Last night I “lost” one of my new paintings – painted over it, thinking I was improving it, and didn’t realize until the layer had dried that not only was it not better, it was now unacceptable. UGH.
I really shouldn’t have been painting last night at all; I was too tired and worn-out to be capable of good ideas or effective decision-making.
I went to bed frustrated that I had wrecked the work. But I woke up this morning with a weird but wonderful singlemindedness and awareness. I went down to the studio and cleaned up, organized, and set things up so that later on today, when I have more time, I can jump right back into my current project.

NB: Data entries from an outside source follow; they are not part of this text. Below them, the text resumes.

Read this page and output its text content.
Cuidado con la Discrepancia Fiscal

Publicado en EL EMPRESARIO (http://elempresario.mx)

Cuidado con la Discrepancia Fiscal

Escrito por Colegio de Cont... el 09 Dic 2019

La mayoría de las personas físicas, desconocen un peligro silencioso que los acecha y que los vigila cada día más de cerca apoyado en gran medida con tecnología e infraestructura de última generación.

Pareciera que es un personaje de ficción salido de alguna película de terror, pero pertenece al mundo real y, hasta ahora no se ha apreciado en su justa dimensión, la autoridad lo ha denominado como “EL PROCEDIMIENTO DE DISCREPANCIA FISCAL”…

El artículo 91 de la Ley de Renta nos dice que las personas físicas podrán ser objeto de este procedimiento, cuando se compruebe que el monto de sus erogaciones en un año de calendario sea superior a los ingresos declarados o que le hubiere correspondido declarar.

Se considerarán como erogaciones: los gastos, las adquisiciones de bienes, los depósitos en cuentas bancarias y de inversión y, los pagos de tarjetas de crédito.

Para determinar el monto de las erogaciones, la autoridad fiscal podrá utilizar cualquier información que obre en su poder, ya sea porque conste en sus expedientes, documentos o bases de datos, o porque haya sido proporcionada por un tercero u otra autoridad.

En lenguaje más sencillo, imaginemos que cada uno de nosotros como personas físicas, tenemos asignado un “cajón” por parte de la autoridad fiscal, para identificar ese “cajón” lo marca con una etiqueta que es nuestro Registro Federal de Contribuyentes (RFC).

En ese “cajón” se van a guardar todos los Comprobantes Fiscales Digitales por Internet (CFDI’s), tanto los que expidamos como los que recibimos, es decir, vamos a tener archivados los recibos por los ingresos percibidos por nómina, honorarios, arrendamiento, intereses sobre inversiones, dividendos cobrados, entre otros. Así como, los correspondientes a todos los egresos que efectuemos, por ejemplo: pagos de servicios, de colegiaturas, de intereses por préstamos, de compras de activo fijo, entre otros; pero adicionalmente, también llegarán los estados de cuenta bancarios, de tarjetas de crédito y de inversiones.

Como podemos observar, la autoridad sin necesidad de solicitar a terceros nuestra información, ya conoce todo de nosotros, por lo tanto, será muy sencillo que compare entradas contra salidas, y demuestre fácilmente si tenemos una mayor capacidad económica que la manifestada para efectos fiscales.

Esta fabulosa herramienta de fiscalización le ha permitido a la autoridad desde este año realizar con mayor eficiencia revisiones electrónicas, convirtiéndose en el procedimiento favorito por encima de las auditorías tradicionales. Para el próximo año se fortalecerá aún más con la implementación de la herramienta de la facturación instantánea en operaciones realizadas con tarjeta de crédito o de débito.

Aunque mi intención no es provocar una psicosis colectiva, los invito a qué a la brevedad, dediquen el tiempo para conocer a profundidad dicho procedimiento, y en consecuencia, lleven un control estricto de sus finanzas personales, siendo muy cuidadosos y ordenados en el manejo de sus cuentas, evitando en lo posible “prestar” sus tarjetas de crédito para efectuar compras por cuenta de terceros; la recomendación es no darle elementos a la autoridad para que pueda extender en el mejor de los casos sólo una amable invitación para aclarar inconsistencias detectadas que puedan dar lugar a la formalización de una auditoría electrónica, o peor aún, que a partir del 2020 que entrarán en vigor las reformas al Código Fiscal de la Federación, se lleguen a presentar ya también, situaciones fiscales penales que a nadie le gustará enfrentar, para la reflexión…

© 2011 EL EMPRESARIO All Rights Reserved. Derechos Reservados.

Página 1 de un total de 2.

You know those piles of accumulated STUFF that you don’t know what to do with? This morning, for some reason, I went right to those piles and did whatever had to be done with them – sorting, moving or throwing out. Even stuff that had been sitting there for months because I didn’t know what to do with it, today I just DID something with it.
This experience made me realize the importance of going with the flow. Last night I tried to force a painting, and it didn’t work. This morning, I needed to do something methodical and unromantic, i.e. organizing the studio. But instead of trying to paint when it wasn’t the right time, I did the everyday stuff, and it really worked out.
It’s important to do what feels right, whenever that feeling happens to come up.
This also reminds me of the importance of small and mundane steps when you’re working toward a goal (mine is making progress on these five blue panels, to see if I want to continue working in this way). Little steps add up to one big advance.
I feel like I got closer to finishing the series by doing what I did today – sorting through piles of unrelated junk – than I did last night, when I was actually painting.